Immer dieses lästige Grundgesetz!

Das scheint inzwischen Konsens unter deutschen Politikern zu sein: das Grundgesetz vor allem als Hindernis bei der "Gefahrenabwehr" zu sehen.
Da wäre zum einen Verteidigungsminister Franz Josef Jung (CDU), der würde ein für einen Terroranschlag entführtes Verkehrsflugzeug notfalls auch ohne Rechtsgrundlage abschießen lassen:
"Ich wünsche mir eine verfassungsrechtliche Klarstellung. Aber da gibt es noch keinen Konsens in der Koalition."
Jung in einem Interview mit dem Magazin "Focus": Jung würde Befehl zum Abschuss geben.

Doch, es gibt diese verfassungsrechtliche Klarstellung: Leben darf nicht gegen Leben aufgerechnet werden. Das hat das Bundesverfassungsgericht eindeutig festgestellt. Ein vollbesetztes Passierflugzeug abschießen zu lassen, ist Mord. Mord, der - vielleicht - durch extremen Notstand gerechtfertigt werden kann. Aber dennoch muss jeder Minister, jeder Lufwaffenkommandeur und jeder Pilot der Möglichkeit gegenwärtig sein, dass er mit einer Anklage wegen Mordes rechnen muss, wenn er einen Abschussbefehl gibt - oder aus freien Stücken den Feuerknopf drückt. Diese Damoklesschwert der Anklage ist der m. E. einzige Schutz gegen Missbrauch, dagegen, dass vielleicht mal ein entführter Jet "präventiv" abgeschossen wird: "Hätte ja sein können, dass ... "

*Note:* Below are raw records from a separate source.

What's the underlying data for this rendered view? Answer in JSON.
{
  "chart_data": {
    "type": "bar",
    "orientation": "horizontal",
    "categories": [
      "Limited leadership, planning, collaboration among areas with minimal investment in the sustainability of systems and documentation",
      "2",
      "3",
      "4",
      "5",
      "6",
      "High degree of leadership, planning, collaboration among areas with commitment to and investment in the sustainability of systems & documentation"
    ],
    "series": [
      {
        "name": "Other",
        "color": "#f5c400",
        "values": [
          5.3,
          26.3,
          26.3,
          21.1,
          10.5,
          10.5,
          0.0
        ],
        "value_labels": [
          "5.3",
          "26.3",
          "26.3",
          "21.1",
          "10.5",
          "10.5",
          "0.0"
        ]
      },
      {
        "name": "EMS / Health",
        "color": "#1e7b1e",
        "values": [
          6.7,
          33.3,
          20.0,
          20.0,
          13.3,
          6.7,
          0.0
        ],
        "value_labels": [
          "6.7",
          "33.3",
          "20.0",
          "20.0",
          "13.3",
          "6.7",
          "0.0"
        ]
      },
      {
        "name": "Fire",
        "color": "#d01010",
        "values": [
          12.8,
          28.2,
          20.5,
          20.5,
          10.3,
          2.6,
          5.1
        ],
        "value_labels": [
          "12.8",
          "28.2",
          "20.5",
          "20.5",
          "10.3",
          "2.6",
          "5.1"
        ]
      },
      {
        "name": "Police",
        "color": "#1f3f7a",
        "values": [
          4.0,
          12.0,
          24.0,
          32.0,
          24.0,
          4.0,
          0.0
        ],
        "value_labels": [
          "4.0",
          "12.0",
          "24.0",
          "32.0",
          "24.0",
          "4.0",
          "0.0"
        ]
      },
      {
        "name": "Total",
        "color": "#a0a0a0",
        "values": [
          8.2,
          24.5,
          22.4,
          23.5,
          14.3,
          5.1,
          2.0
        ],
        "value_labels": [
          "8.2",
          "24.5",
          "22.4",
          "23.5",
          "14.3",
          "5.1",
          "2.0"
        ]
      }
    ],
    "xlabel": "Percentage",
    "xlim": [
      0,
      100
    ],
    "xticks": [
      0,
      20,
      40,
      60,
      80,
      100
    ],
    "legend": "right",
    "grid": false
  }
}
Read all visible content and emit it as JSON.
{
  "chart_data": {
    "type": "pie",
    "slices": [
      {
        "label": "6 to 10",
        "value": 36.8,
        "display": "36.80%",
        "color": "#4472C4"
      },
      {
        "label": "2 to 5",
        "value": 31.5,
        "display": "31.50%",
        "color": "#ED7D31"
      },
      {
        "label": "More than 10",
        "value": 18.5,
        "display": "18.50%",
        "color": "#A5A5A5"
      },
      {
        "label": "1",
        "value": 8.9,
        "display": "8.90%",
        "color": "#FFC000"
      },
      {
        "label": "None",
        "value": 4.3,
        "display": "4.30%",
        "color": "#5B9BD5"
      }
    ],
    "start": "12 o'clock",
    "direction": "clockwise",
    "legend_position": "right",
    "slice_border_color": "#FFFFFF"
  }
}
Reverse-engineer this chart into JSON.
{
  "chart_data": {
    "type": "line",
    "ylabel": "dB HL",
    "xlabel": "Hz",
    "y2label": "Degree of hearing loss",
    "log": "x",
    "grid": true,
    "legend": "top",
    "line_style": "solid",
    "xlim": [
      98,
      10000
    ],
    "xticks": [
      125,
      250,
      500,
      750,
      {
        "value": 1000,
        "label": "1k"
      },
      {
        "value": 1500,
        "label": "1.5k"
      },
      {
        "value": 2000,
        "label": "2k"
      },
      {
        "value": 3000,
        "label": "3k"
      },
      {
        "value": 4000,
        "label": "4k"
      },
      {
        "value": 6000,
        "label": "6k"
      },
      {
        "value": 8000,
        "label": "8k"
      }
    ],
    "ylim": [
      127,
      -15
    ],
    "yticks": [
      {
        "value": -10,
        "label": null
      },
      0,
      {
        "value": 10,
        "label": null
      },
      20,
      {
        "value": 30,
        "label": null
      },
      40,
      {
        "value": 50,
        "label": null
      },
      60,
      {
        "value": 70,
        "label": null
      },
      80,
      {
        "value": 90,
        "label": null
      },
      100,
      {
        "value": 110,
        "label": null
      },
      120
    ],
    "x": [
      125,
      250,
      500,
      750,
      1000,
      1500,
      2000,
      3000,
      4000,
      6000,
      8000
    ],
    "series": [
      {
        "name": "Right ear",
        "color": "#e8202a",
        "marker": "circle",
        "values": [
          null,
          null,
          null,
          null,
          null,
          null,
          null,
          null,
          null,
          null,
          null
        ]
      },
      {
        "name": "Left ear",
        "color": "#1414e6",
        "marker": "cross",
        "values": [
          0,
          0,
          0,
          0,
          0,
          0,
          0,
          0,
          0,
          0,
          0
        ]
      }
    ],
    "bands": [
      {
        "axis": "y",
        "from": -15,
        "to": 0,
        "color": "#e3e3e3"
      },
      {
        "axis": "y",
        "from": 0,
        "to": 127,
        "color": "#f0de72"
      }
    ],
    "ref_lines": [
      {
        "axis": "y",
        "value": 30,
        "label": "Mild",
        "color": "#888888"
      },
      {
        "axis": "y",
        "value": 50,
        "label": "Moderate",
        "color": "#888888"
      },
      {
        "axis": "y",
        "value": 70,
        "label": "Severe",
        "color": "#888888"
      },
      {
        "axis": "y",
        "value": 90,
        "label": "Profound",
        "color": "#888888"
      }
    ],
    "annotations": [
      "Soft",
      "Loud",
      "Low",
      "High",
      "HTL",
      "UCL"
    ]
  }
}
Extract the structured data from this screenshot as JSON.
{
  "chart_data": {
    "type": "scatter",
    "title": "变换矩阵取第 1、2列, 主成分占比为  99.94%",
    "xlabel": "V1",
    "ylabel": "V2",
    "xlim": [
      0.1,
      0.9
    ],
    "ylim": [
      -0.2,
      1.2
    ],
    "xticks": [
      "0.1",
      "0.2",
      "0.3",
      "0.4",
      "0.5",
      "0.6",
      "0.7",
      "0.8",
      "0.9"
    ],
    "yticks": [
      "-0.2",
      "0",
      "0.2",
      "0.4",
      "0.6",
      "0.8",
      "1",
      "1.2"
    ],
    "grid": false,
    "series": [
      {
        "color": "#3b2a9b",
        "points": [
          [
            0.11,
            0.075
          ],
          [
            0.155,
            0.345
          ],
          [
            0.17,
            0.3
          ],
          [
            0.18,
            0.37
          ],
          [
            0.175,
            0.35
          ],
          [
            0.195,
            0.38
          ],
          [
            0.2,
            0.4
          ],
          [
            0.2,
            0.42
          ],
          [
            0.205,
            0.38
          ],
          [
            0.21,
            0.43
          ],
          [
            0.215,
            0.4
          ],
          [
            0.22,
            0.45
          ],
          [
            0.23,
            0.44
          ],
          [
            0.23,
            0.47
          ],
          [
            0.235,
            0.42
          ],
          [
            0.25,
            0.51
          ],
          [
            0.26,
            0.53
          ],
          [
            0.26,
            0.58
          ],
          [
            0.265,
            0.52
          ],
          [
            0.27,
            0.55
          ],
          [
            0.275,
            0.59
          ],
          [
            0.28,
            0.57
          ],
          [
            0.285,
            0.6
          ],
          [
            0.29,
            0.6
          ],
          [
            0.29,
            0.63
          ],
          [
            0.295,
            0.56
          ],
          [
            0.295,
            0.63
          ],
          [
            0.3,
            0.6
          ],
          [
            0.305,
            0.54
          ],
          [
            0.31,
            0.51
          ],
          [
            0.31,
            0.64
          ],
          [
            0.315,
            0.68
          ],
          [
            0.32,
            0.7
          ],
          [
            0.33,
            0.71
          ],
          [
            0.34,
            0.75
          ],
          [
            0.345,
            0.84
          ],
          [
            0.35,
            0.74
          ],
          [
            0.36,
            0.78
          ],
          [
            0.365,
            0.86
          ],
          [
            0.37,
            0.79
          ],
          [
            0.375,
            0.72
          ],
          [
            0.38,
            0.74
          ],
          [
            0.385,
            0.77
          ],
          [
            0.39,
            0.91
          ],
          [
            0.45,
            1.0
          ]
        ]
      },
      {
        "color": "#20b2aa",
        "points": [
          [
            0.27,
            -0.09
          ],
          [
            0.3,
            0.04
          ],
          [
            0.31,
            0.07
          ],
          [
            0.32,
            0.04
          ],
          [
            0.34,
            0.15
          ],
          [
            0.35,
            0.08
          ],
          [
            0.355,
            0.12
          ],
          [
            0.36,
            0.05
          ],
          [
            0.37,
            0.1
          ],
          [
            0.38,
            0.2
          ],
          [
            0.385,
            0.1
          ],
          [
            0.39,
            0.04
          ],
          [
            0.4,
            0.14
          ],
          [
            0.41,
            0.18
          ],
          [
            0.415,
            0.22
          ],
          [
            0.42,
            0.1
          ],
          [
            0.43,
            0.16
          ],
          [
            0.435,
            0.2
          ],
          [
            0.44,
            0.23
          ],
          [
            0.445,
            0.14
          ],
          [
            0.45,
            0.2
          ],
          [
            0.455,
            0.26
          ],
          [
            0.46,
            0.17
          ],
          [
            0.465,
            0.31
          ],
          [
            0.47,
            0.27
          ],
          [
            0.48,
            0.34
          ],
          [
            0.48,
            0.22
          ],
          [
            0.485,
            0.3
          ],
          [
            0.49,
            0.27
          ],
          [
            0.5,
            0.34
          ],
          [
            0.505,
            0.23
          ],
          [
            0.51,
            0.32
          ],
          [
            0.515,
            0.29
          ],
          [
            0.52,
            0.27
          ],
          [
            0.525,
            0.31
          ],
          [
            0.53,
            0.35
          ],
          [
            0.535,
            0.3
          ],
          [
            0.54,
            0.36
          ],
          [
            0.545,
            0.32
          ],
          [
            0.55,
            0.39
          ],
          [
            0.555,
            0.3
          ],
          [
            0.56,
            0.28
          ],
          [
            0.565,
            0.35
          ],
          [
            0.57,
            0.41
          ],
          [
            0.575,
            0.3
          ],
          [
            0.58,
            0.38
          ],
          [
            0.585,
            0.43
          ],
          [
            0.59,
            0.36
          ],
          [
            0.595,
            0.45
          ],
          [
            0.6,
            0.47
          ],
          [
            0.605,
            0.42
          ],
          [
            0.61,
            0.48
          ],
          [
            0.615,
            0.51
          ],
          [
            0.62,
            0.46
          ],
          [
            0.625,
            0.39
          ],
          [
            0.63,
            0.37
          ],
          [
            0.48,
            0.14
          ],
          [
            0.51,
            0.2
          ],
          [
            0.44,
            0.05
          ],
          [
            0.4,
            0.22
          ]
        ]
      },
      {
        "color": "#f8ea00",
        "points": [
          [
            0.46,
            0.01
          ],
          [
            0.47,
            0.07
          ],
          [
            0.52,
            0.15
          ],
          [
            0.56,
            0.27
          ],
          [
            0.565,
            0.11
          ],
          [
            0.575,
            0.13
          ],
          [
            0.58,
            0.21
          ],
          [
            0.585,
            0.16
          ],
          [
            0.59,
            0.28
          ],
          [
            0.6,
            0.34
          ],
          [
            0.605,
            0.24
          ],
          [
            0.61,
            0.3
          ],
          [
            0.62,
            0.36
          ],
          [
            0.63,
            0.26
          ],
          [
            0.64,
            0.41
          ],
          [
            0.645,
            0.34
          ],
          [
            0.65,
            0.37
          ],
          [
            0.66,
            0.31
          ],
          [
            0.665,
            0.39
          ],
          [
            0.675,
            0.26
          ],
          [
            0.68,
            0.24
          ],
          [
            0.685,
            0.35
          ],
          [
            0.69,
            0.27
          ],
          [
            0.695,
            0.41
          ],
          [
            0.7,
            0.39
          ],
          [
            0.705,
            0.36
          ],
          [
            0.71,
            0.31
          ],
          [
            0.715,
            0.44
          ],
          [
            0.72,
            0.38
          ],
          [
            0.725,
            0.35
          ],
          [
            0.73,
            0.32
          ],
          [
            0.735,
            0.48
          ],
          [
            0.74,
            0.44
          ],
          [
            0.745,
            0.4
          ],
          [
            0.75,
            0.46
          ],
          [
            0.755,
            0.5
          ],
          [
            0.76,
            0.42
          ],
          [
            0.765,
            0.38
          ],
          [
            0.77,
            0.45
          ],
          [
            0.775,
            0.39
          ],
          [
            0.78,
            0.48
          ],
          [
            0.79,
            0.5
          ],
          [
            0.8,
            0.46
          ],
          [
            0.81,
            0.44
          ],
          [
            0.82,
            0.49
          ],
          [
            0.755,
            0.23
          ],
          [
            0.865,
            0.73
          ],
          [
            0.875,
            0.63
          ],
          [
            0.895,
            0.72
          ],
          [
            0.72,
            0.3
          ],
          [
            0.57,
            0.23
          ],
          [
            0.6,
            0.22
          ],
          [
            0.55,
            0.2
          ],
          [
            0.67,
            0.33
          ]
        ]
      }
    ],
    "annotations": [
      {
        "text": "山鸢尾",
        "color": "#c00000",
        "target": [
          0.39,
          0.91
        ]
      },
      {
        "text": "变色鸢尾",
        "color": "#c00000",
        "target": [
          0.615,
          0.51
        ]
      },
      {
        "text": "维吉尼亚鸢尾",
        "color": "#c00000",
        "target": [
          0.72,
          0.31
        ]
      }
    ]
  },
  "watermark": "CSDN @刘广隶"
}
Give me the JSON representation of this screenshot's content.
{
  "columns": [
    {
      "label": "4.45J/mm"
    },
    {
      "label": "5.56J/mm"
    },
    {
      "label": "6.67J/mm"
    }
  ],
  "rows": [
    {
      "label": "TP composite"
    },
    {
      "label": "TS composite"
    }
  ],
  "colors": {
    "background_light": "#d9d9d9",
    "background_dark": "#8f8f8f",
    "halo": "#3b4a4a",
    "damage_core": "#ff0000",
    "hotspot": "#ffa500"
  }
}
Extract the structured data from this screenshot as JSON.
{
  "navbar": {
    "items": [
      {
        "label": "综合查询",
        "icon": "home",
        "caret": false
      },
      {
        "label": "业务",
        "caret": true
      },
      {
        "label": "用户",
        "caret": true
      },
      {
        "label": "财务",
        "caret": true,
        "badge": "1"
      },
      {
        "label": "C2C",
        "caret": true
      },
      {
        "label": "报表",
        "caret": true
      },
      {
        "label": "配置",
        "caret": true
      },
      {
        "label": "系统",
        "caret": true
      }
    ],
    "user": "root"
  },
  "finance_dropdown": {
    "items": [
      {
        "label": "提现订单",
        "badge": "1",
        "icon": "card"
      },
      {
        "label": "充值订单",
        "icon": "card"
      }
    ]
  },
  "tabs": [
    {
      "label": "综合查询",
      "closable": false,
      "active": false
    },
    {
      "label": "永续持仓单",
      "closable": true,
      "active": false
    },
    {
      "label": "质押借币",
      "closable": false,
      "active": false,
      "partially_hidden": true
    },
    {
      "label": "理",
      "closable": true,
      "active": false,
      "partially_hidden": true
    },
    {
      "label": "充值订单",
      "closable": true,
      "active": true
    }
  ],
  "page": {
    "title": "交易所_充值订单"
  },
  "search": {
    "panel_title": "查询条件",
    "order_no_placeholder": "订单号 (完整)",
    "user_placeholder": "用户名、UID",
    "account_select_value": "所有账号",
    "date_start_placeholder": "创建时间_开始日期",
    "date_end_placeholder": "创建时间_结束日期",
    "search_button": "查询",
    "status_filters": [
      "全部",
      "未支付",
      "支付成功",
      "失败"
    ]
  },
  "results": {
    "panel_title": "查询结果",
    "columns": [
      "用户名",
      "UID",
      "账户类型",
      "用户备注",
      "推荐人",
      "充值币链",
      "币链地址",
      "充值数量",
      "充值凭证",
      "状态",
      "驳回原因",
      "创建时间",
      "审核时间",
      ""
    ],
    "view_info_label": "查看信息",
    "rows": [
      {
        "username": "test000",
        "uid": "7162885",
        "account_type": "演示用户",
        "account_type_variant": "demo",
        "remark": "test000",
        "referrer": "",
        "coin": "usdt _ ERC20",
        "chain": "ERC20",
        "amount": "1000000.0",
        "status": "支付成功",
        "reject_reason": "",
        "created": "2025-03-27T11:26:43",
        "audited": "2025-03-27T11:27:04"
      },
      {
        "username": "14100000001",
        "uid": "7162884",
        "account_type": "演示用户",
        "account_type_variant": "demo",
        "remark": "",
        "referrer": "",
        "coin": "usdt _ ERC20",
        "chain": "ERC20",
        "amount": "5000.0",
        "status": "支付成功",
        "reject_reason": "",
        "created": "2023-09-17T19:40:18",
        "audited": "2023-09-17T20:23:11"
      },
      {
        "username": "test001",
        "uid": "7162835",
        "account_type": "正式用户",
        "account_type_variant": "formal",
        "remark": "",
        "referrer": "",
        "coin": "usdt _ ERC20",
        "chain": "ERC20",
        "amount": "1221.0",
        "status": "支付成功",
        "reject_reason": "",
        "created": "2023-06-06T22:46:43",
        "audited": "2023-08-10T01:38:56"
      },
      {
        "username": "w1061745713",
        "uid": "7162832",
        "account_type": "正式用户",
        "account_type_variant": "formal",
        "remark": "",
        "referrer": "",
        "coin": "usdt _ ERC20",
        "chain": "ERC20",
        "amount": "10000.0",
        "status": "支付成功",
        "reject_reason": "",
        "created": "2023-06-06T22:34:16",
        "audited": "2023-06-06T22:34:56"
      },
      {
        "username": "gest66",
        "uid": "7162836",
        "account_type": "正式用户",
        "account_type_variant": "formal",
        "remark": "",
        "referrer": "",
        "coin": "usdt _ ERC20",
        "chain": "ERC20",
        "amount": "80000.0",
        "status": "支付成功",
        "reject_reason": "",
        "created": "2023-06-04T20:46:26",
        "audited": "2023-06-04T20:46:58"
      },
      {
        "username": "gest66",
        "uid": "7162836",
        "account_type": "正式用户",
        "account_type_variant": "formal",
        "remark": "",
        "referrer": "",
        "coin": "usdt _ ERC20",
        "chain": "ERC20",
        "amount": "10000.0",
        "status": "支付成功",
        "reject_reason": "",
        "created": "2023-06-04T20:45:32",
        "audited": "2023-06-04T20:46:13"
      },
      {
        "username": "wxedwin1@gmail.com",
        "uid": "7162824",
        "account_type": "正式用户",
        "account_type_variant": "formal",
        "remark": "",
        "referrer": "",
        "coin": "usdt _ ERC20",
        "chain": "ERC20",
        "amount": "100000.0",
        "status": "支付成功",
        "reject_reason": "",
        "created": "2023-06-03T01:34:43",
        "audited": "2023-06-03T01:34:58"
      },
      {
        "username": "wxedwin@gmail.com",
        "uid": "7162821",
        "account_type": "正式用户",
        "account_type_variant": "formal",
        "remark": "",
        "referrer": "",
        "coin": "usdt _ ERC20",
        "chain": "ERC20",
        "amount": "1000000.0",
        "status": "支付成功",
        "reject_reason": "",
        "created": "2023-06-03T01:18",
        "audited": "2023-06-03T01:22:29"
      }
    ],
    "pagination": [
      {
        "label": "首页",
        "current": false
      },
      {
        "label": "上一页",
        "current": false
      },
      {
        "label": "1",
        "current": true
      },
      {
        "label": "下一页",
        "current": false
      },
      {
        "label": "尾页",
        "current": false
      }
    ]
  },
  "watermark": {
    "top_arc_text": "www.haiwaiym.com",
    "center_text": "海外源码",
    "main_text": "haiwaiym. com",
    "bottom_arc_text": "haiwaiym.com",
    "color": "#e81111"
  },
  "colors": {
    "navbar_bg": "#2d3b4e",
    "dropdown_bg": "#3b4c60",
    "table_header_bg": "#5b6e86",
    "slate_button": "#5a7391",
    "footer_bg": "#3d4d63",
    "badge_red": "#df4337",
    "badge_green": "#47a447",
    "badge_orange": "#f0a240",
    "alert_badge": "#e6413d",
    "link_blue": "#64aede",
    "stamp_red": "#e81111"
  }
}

Auch das berüchtigte "Weltuntergangs"-Interview, das Bundesinnenminister Schäuble der FAS gab, weist darauf hin, dass Schäuble zu mindestens, was seine "instrumentelle" Auffassung des Grundgesetzes angeht, nicht alleine steht:
Der SPD-Vorsitzende Beck hat mehrfach gesagt, wenn einige rechtliche Bedenken, die er offenbar noch hat, beseitigt seien, stehe einem Gesetz nichts mehr im Wege. Da muss ich doch nicht warten, ob ein Landesgesetz vom Verfassungsgericht gutgeheißen wird.
Schäuble im Interview: "Wir sind und bleiben bedroht"

Beck hat also noch "einige rechtliche Bedenken" - wo er eigentlich sagen müsste: "Der Entwurf für das BND-Gesetz ist verfassungswidrig - die SPD kann dem nicht zustimmen." (Denen, die immer noch glauben, dieses Gesetz ginge sie nichts an: Ausführlicher Bericht auf Zeit online, Gesetzentwurf zum herunterladen beim CCC.)

Das nordrhein-westfälisches Gesetz zur Online-Durchsuchung harrt noch eines Urteils durch das Verfassungsgericht - übrigens ein Gesetz, das die verfassungrechtlich gebotene Trennung von Geheimdiensten und Polizei im Gegensatz zum Gesetzentwurf für das BKA-Gesetz nicht infrage stellt.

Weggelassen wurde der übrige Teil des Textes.